Methods: In a cross-sectional analytical design, a total of 110 prediabetic subjects [M/F; 63/47, age in ranges, 45 (25-68)] were recruited in the study and divided into non NAFLD (n = 62) and NAFLD (n = 48) group after examined with ultrasonogram. Insulin resistance (HOMA-IR) was calculated by homeostasis model assessment.

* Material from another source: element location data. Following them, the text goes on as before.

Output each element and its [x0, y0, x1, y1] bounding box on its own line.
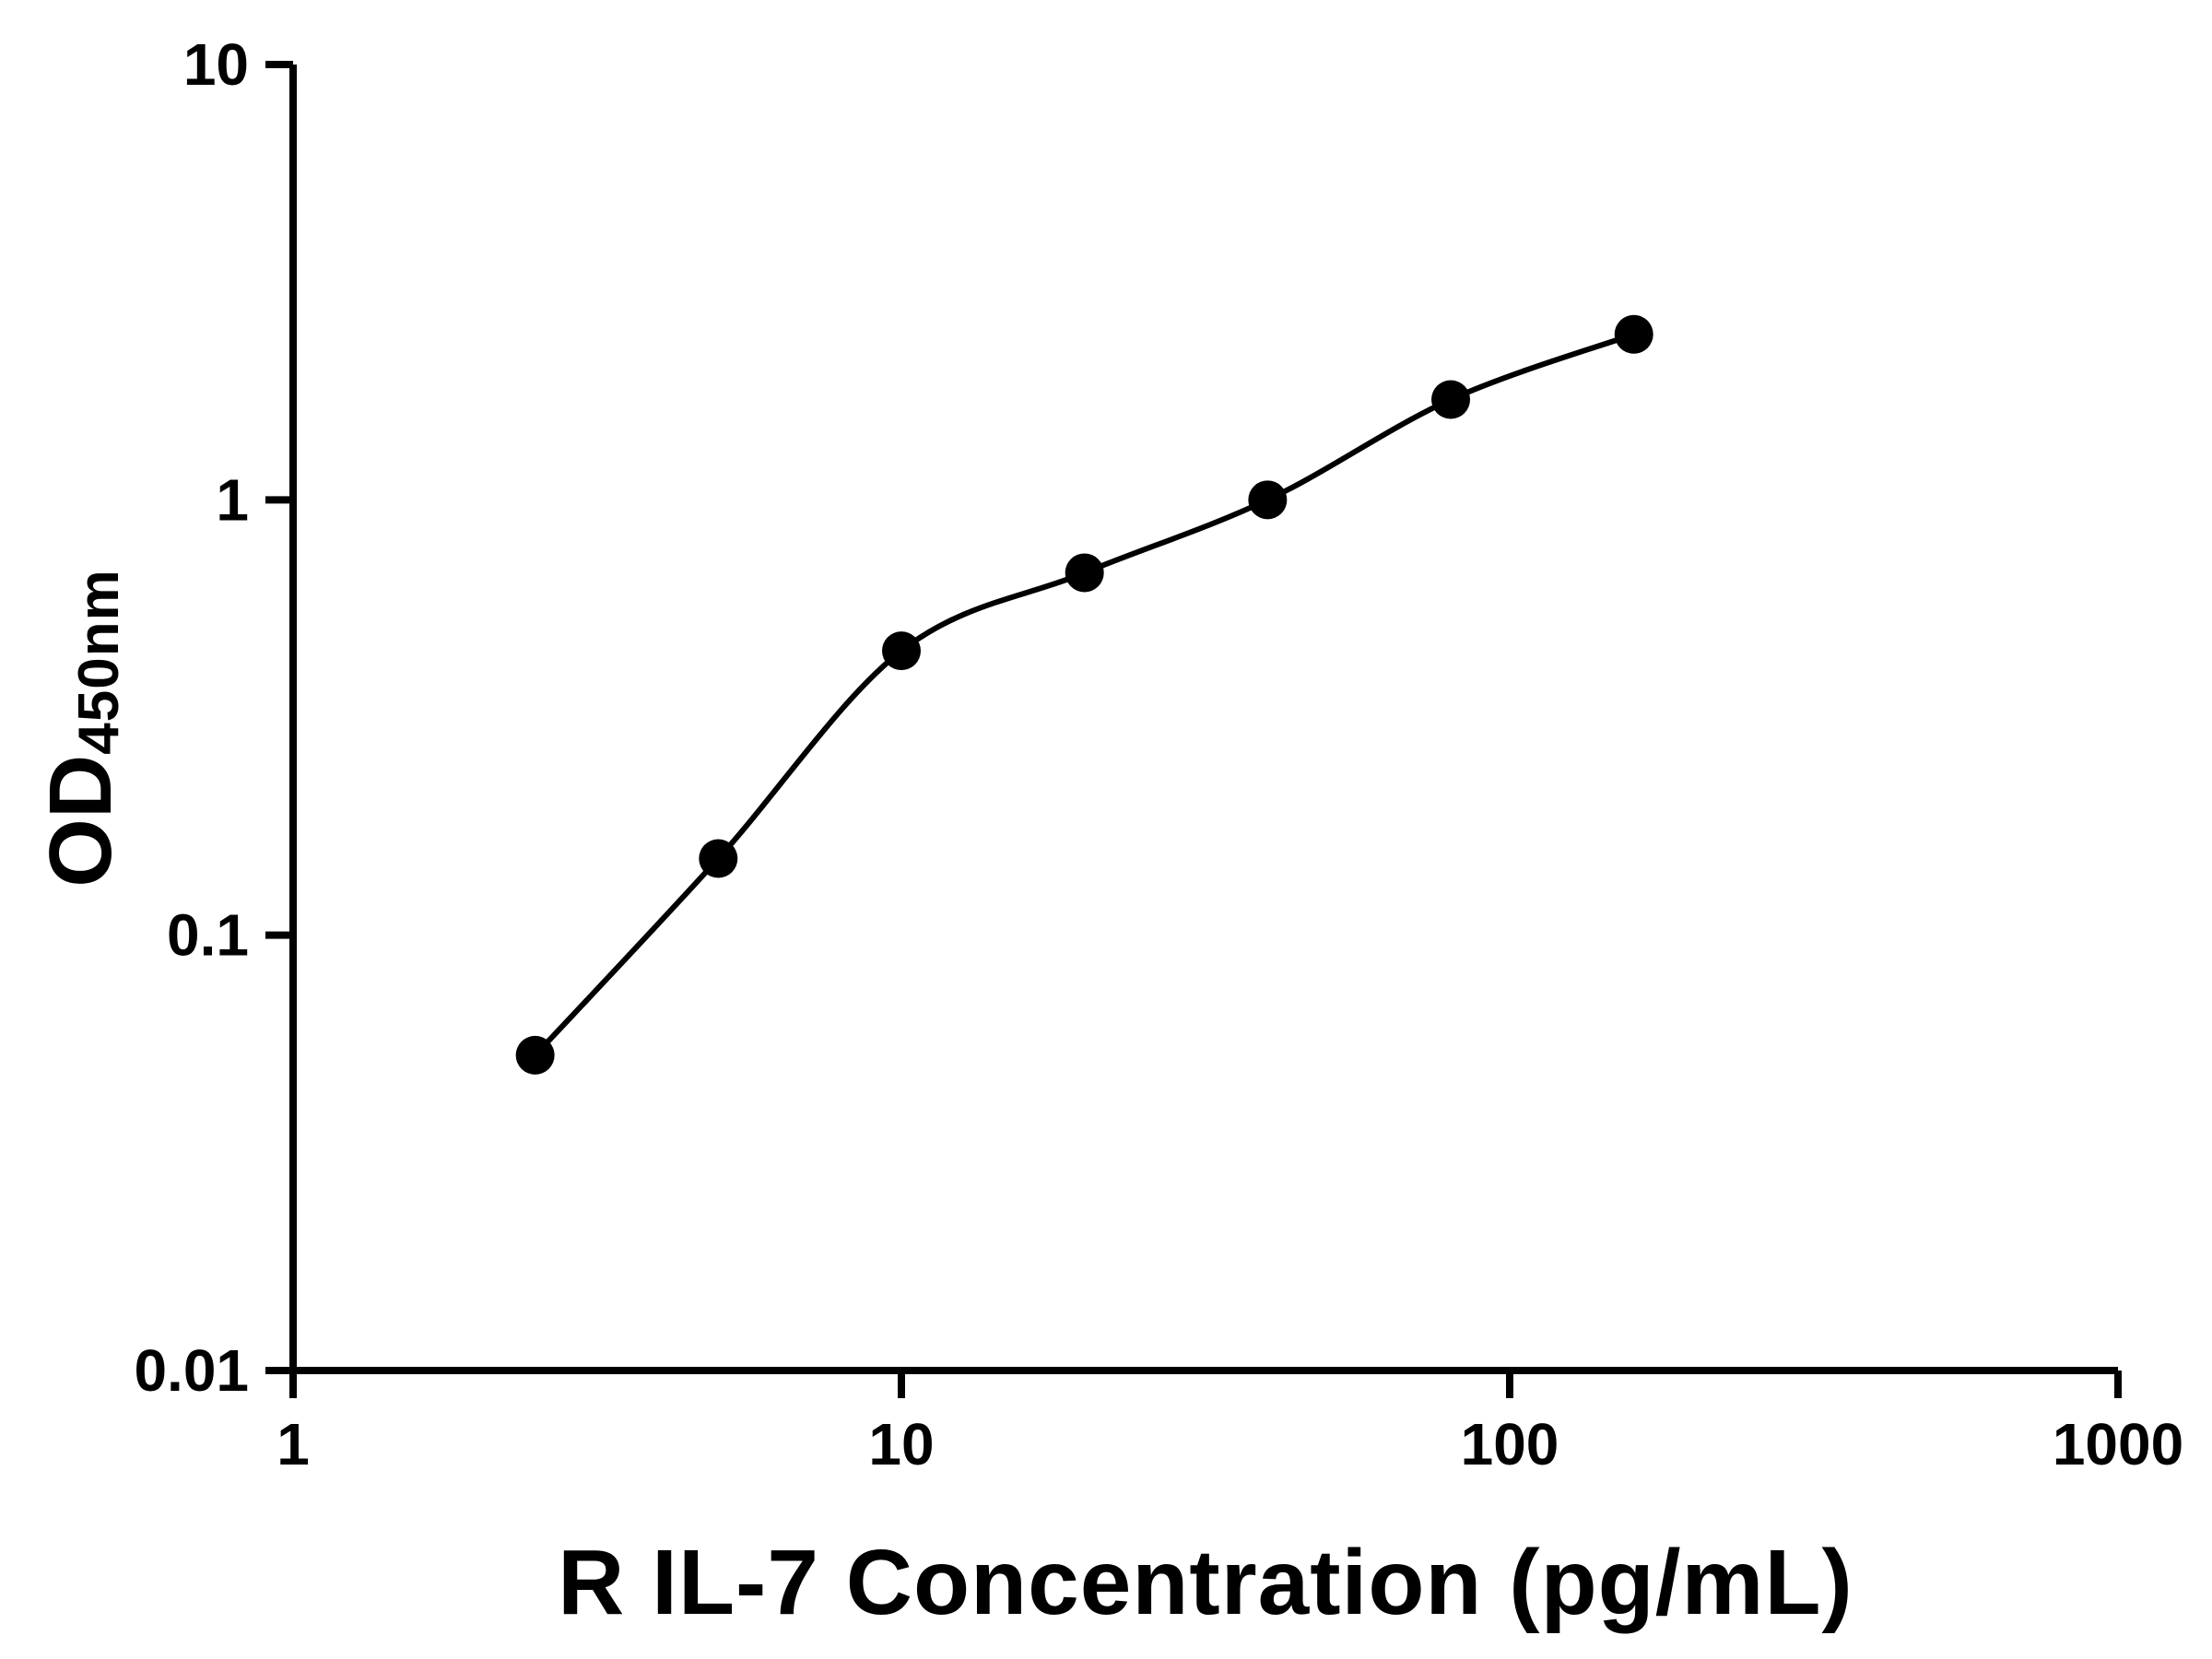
- y-tick-label: 1: [216, 466, 249, 533]
- data-point-marker: [515, 1035, 555, 1075]
- x-tick-label: 1: [276, 1411, 310, 1477]
- y-tick-label: 10: [183, 31, 249, 98]
- y-axis-title-main: OD: [31, 754, 130, 888]
- data-point-marker: [882, 631, 921, 671]
- x-tick-label: 100: [1461, 1411, 1559, 1477]
- y-tick-label: 0.1: [167, 902, 249, 969]
- data-point-marker: [1248, 480, 1288, 520]
- data-point-marker: [1431, 380, 1471, 419]
- fit-curve-line: [533, 331, 1635, 1057]
- x-tick-label: 1000: [2053, 1411, 2183, 1477]
- y-axis-title-subscript: 450nm: [67, 569, 131, 755]
- data-point-marker: [1614, 314, 1653, 354]
- x-axis-title: R IL-7 Concentration (pg/mL): [558, 1531, 1853, 1634]
- y-tick-label: 0.01: [134, 1337, 249, 1404]
- data-point-marker: [1065, 553, 1104, 593]
- data-point-marker: [699, 839, 738, 878]
- y-axis-title: OD450nm: [30, 569, 132, 887]
- x-tick-label: 10: [868, 1411, 934, 1477]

Results: NAFLD subjects had significantly higher levels of SUA compared to non NAFLD subjects (6.10 ± 1.42 vs. 5.38 ± 1.14, p = 0.004). They also had significantly higher levels of HOMA-IR (2.4 ± 1.09 vs. 1.4 ± 0.45, p < 0.001). In binary logistic regression analysis, HbA1c (OR = 3.505, p = 0.002), SUA (OR = 1.514, p = 0.023) and HOMA-IR (OR = 1.478, p = 0.029) were found to be significant determinants of NAFLD after adjusting the effects of BMI and triglyceride (TG). In multiple linear regression analysis, SUA showed significant positive association with HOMA-IR (ß = 0.355, p = 0.027) and TG (ß = 0.325, p = 0.033) after adjusting the effects of BMI and HbA1c.
Conclusions: Increased levels of serum uric acid are significantly associated with NAFLD and this association seemed to be mediated by insulin resistance among prediabetic subjects.